Correctional Officer Training

Once you have made the decision to become a correctional officer, you will need to be trained. However, training is something provided by the hiring agency. That means that you only have to have a high school diploma or a GED before applying. Once you have been hired, your agency will train you. The training generally happens at a centralized location that trains other correctional officers from both your agency, and other agencies across your state. You may be expected to spend the night in a hotel or dorm style housing during this time, but the training is thorough, intense, and it will teach you the basics of being a correctional officer.

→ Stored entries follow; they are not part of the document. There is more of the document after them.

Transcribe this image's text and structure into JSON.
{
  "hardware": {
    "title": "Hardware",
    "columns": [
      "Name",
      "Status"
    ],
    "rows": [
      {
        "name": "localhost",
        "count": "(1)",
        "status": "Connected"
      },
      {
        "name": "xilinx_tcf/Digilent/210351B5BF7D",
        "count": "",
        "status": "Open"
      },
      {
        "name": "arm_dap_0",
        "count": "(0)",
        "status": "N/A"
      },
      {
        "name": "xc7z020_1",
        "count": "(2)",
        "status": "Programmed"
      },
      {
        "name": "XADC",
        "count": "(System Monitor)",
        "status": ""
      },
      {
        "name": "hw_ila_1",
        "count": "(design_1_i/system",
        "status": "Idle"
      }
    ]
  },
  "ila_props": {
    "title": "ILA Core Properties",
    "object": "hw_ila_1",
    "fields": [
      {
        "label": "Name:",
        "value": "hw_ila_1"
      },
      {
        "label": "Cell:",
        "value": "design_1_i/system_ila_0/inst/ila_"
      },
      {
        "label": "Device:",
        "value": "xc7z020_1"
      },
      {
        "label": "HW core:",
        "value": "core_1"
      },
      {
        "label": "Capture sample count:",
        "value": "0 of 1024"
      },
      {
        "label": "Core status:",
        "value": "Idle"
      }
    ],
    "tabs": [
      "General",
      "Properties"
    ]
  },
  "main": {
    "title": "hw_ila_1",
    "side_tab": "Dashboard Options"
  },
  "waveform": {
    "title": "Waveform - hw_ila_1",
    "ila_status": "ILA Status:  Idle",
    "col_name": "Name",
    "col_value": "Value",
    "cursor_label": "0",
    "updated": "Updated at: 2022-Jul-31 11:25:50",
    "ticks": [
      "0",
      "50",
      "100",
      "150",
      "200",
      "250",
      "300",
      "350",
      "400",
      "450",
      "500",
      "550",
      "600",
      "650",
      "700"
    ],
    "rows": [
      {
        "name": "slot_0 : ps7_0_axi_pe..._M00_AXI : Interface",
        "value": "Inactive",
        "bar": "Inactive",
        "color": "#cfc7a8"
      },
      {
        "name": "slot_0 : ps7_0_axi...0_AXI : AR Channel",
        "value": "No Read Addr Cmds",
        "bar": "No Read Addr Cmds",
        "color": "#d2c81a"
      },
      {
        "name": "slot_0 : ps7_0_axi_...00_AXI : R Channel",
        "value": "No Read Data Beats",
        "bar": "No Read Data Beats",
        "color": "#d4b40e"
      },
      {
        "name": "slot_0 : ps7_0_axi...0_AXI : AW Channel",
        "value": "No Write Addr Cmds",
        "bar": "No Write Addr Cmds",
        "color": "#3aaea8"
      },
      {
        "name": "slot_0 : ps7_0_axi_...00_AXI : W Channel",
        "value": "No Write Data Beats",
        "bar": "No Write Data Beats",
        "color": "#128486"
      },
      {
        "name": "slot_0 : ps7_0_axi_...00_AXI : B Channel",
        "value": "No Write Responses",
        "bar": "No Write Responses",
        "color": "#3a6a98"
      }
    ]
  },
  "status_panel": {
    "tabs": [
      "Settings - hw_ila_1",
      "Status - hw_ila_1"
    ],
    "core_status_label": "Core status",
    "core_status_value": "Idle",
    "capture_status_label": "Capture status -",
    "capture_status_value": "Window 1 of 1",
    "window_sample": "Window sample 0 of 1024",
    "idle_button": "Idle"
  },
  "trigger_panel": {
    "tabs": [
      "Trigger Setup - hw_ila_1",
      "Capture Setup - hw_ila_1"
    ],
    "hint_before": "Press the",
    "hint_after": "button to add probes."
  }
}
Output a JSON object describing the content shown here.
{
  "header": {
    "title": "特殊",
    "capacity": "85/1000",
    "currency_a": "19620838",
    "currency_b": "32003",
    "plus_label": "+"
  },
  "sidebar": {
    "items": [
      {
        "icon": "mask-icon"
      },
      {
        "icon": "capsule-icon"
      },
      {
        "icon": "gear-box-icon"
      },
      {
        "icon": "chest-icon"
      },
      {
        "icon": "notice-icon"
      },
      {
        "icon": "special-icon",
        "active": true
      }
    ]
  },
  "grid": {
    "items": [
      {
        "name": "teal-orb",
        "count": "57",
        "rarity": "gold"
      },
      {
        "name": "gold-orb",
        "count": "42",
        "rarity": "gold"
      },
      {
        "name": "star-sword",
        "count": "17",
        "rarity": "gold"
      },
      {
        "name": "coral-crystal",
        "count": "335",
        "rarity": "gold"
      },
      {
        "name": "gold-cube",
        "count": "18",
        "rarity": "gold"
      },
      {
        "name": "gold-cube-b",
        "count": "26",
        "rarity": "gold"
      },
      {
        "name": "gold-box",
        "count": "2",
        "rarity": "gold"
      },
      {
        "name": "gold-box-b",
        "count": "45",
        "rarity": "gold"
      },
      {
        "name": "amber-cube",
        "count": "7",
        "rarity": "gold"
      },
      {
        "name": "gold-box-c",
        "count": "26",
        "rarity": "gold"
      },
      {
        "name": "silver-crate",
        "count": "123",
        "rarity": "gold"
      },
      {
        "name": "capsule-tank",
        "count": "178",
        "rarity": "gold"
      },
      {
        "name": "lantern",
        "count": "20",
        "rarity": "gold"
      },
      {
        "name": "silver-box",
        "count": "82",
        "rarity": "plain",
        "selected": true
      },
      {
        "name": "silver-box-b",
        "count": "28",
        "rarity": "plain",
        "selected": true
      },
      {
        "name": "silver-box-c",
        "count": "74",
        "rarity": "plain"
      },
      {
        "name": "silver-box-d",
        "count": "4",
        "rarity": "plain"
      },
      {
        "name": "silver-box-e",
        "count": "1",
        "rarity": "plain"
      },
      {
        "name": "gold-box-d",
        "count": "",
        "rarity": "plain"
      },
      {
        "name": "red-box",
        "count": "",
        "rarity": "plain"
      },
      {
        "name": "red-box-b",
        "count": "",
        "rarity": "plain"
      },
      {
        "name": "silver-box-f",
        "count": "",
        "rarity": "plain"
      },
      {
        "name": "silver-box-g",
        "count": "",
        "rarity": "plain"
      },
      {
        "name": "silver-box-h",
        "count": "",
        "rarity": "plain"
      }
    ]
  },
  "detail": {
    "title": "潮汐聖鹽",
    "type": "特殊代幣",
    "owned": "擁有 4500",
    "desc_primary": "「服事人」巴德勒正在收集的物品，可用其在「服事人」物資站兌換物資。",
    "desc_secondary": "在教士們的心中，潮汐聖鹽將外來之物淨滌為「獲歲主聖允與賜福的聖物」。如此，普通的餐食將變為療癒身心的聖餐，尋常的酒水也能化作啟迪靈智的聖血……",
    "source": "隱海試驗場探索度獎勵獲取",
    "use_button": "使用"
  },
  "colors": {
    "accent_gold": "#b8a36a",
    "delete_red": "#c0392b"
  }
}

How Is The Training Set Up?

The training is divided into a classroom portion and a hands-on portion that teaches physical skills. The classroom portion is generally in the style of a lecture complete with tests. This portion is going to cover legal issues and responsibility, codes and laws, the classroom portion of first-aid and CPR, and psychology and behavior.

Legal issues are one of the most areas for correctional officers. Civil rights, due process, and liability govern everything correctional officers do during their shifts. Failure to follow laws can result in serious injury, lawsuits, and even loss of jobs. Additionally, officers must know when and how to charge current inmates with breaking the law if it should happen. Training in the legal issues is one of the most intense and most confusing aspects of correctional officer training, but it is necessary to doing the job properly.

Psychology and behavior is very important to the correctional officer. The correctional officer must know which behaviors are warning flags and when to act. Inmates may have mental health issues, emotional problems, or be suicidal and the correctional officer must know what actions to take in response to concerning behavior. The classroom training for this teaches you what steps to take when you see certain behaviors as well as how to talk to upset, mentally ill, or suicidal inmates as well as how to prevent incidents of violence.

Hands-On Training

correctional officer trainingThe hands-on training includes gun skills, restraint skills, first-aid/CPR, and physical conditioning. It, too, has tests that you must pass. Physical conditioning is a basic requirement.  It ensures that you can do all of the physical aspects of the job. Your hiring agency probably already required you to pass a physical test, but training will require more physical activity. It generally includes running, push-ups, sit-ups, and lifting certain weights. The other hands-on skills all build upon this.

In addition to basic physical fitness, you will learn how to handle a weapon and also how to properly restrain someone. You will learn how to care for and fire a gun and you must meet certain requirements set by your agency.  While correctional officers generally do not have reason to use a gun, accuracy is important in case there ever comes a time when you do need it. Properly restraining someone, on the other hand, is used by a correctional officer on a regular basis. This includes using handcuffs, leg restraints, masks to keep people from spitting, and the proper use of rip-hobbles. Restraints are used for securing and transporting inmates as well as restraining them from hurting themselves or others. In addition, you will learn to properly use a baton in order to subdue an inmate with minimal force and injury.

You will also learn first-aid and CPR. First-aid and CPR are taught in both the classroom and in a hands-on manner. This portion of the training is very important because a correctional officer never knows what will happen on his or her shift.  A small fight between two inmates can result in cuts and bruises or even head injuries.  An inmate or co-worker may choke on a meal or have a heart attack. The correctional officer is going to be the first person to respond to these kinds of emergencies and must be able to handle the situation.

The training is mentally and physically intense.  However, the trainers are not out to trick you or send you home.  The trainers are there to make sure that you have the proper tools and training in order for you to do your job.  With a little bit of hard work, you will survive the training and become a full correctional officer.